De ondervrager staarde hem een lang moment aan zonder met zijn ogen te knipperen. Toen blafte hij op scherpe toon iets in het Arabisch. Reid kromp ineen van de plotselinge uitbarsting.
De dwarsbalk gleed weer open. Over de schouder van de man kon Reid nog net de contouren van een zware deur zien toen die openzwaaide. De deur leek gemaakt te zijn van een soort metaal, ijzer of staal.
Deze kamer, besefte hij, was gebouwd als gevangeniscel.
Een silhouet verscheen in de deuropening. De ondervrager riep iets in zijn moedertaal, en het silhouet verdween. Hij grijnde naar Reid. “We zien wel,” zei hij simpelweg.
Er klonk een veelzeggend, knarsend geluid van wielen, en het silhouet verscheen weer. Ditmaal duwde het een stalen karretje de kleine betonnen kamer in. Reid herkende de transporteur als de stille, kolossale woesteling die naar zijn huis was gekomen. Hij had nog steeds de niet-aflatende frons op zijn gezicht.

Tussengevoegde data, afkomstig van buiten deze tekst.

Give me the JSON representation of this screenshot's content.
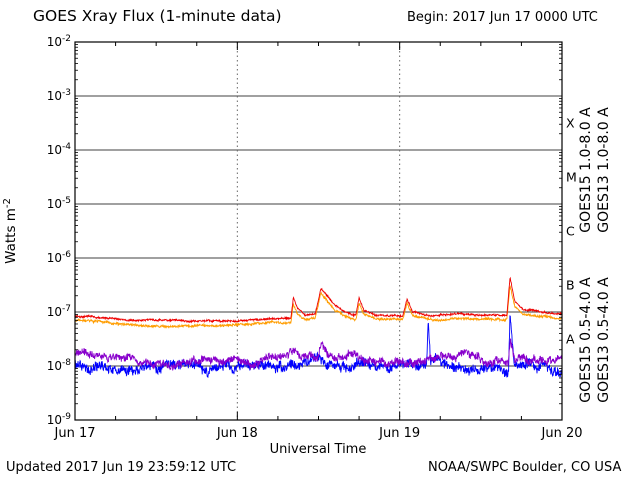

Op het karretje zat een ouderwetse machine, een bruine doos met een dozijn knopjes en wijzers en dikke zwarte kabels die aan een kant van de machine aangesloten waren. Aan het andere einde was een rol wit papier waarop vier dunne naalden drukten.
Het was een leugendetector – waarschijnlijk even oud als Reid zelf, maar desalniettemin een leugendetector. Hij zuchtte half-opgelucht. In elk geval zouden ze nu zeker weten dat hij de waarheid vertelde.
Wat ze daarna met hem zouden doen…daar wilde hij maar niet aan denken.